Read the passage and answer the qeustions.

There were dozens of us on the ship, all ages, boys and girls, and we were all up on deck for the leaving of Liverpool, gulls wheeling and crying over our heads, calling goodbye. I thought they were waving goodbye. None of us spoke. It was a grey day with drizzle in the air, the great sad cranes bowing to the ship from the docks as we steamed past. That’s all I remember of England. The deck shuddered under our feet. The engines thundered and throbbed as the great ship turned slowly and made for the open sea ahead, the mist rolling in from the horizon. The nuns had told us we were off to Australia, but it might as well have been to the moon. I had no idea where Australia was.

Why does the narrator think the gulls are 'waving goodbye'?

What effect does describing the cranes as 'bowing' create?

Which word best describes the mood as they leave England?

All I knew at the time was that the ship was taking me away, somewhere far away over the ocean. The ship’s siren sounded again, deafening me even though I had my hands over my ears. When it was over I clutched the key around my neck, the key Kitty had given me, and I promised myself and promised her I’d come back home one day. I felt in me at that moment a sadness so deep that it has never left me since. But I felt too that just so long as I had Kitty’s key, it would be lucky for me, and I would be all right. I suppose we must have gone by way of the Suez Canal*. I know that most of the great liners bound for Australia did in those days. But I can’t say I remember it.

Why does he clutch Kitty’s key after the siren?

'Australia might as well have been the moon' mainly shows...

What does the phrase 'deafening me even though I had my hands over my ears' suggest?

There’s a lot I do remember though: the three pillar-box-red funnels, the sound of the orchestra playing from first class where we weren’t allowed to go – once they even played London Bridge is Falling Down and I loved that because it always made me happy when I heard it. I remember mountainous waves, higher than the deck of the ship, green or grey, or deepest blue some days, schools of silver dancing dolphins, and always, even in the stormiest weather, seabirds skimming the waves, or floating high above the funnels.
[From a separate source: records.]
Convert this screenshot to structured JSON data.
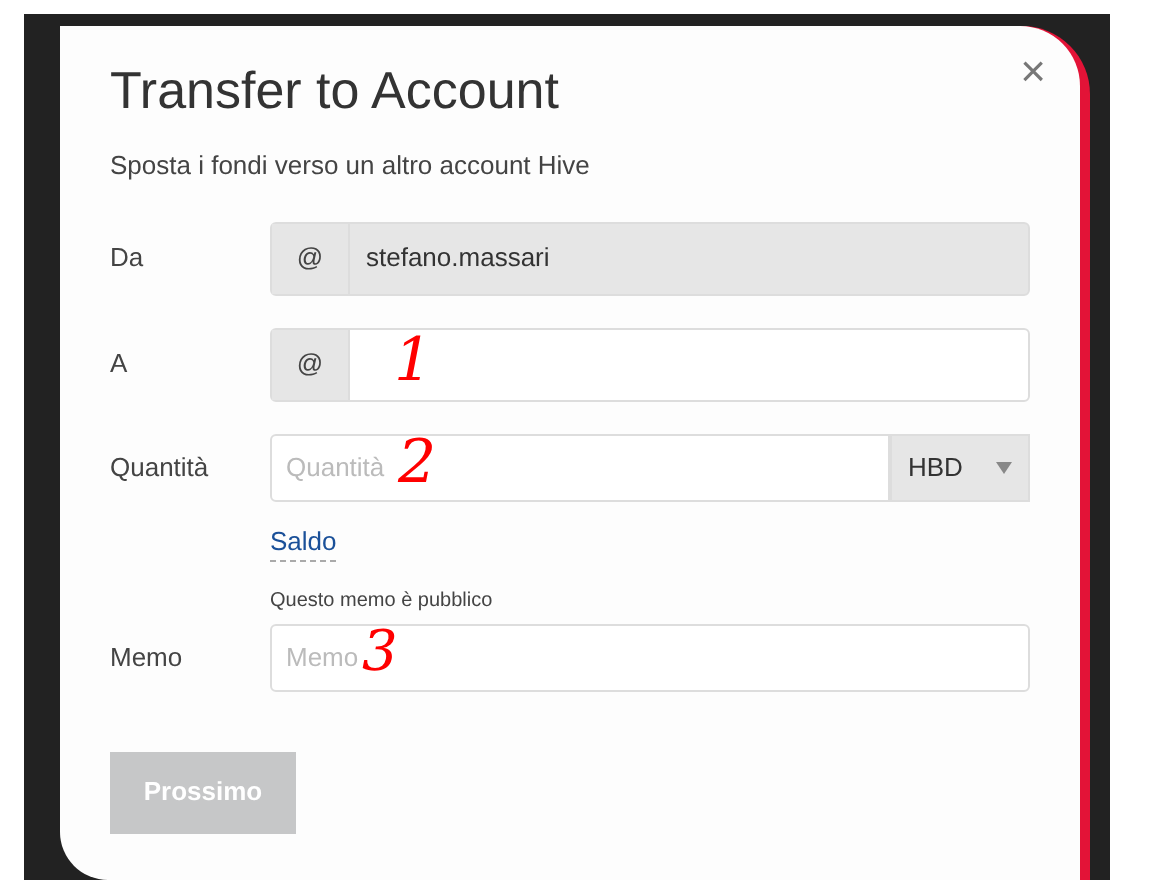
{
  "dialog": {
    "title": "Transfer to Account",
    "subtitle": "Sposta i fondi verso un altro account Hive",
    "close": "×"
  },
  "fields": [
    {
      "label": "Da",
      "kind": "account",
      "prefix": "@",
      "value": "stefano.massari",
      "disabled": true
    },
    {
      "label": "A",
      "kind": "account",
      "prefix": "@",
      "disabled": false,
      "annotation": "1"
    },
    {
      "label": "Quantità",
      "kind": "amount",
      "placeholder": "Quantità",
      "currency": "HBD",
      "link": "Saldo",
      "annotation": "2"
    },
    {
      "label": "Memo",
      "kind": "memo",
      "hint": "Questo memo è pubblico",
      "placeholder": "Memo",
      "annotation": "3"
    }
  ],
  "next_button": {
    "label": "Prossimo",
    "disabled": true
  }
}
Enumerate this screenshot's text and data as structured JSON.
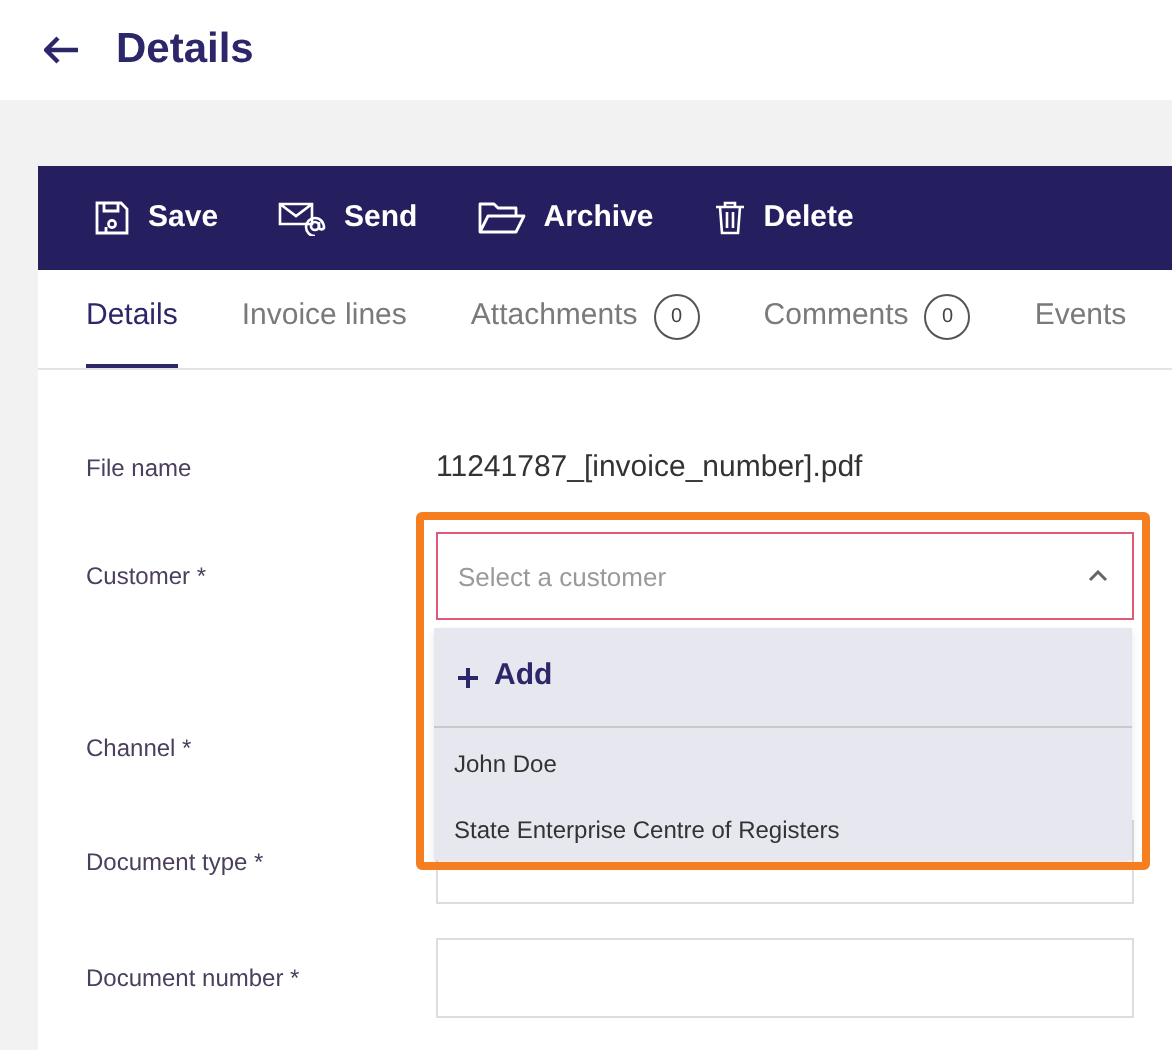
{
  "header": {
    "title": "Details"
  },
  "toolbar": [
    {
      "kind": "save",
      "label": "Save"
    },
    {
      "kind": "send",
      "label": "Send"
    },
    {
      "kind": "archive",
      "label": "Archive"
    },
    {
      "kind": "delete",
      "label": "Delete"
    }
  ],
  "tabs": [
    {
      "label": "Details",
      "selected": true
    },
    {
      "label": "Invoice lines",
      "selected": false
    },
    {
      "label": "Attachments",
      "selected": false,
      "count": "0"
    },
    {
      "label": "Comments",
      "selected": false,
      "count": "0"
    },
    {
      "label": "Events",
      "selected": false
    }
  ],
  "form": {
    "file_name": {
      "label": "File name",
      "value": "11241787_[invoice_number].pdf"
    },
    "customer": {
      "label": "Customer *",
      "placeholder": "Select a customer",
      "expanded": true,
      "highlighted": true,
      "dropdown": {
        "add_label": "Add",
        "options": [
          "John Doe",
          "State Enterprise Centre of Registers"
        ]
      }
    },
    "channel": {
      "label": "Channel *"
    },
    "document_type": {
      "label": "Document type *"
    },
    "document_number": {
      "label": "Document number *"
    }
  }
}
And there was the wide, wide sea all around us, going on it seemed to me for ever and ever, as wide as the sky itself. It was the wideness of it all I remember, and the stars at night, the millions of stars. But best of all I saw my first albatross. He flew out of a shining wave one day, came right over my head and looked down deep into my eyes. I’ve never forgotten that. The ship was, in a way, my first home, because it was the first home I can remember.

What main idea is created by 'wide, wide sea' and 'millions of stars'?

Why is the albatross memory 'best of all'?

What is the effect of including music from first class?

We slept two to a bunk, a dozen or more of us packed into each cabin, deep down in the bowels of the ship, close to the pounding rhythm of the engines. It was cramped and hot down there and reeked of diesel and damp clothes, and there was often the stench of vomit too, a lot like mine. I was in with a lot of other lads all of whom were older than me, some a lot older. I was in trouble almost from the start. They called me a “softie” because I’d rock myself to sleep at night, humming London Bridge is Falling Down, and because I cried sometimes. They gave me a hard time, a lot of grief. They’d thump me with pillows, hide my clothes, hide my shoes. But sending me to Coventry was the worst, just refusing to speak to me, not even acknowledging my existence.

Which detail best builds the claustrophobic mood below deck?

Why is 'sending me to Coventry' the worst punishment?

What does calling the ship his 'first home' suggest?

I really hated them for that. They reserved this particular punishment for when I was at my most miserable, when I’d been sick in the cabin. During that whole long voyage into an uncertain future, Marty cheered my spirits. He became like a big brother to me, which was why I confided in him about Kitty, about how she’d been left behind and how much I missed her. You need people like Marty just to keep you going. Even if things don’t seem to be working out quite as you’d like them to, you need to feel they’re going to, that all will be well in the end. If you don’t believe that, and sometimes in my life I haven’t, then there’s a deep black hole waiting for you, a black hole I came to know only too well later on. *Suez Canal = a waterway connecting the Mediterranean Sea to the Red Sea

Why is Marty important during the voyage?

What do the final two sentences mainly warn about?

Why does the narrator confide in Marty about Kitty?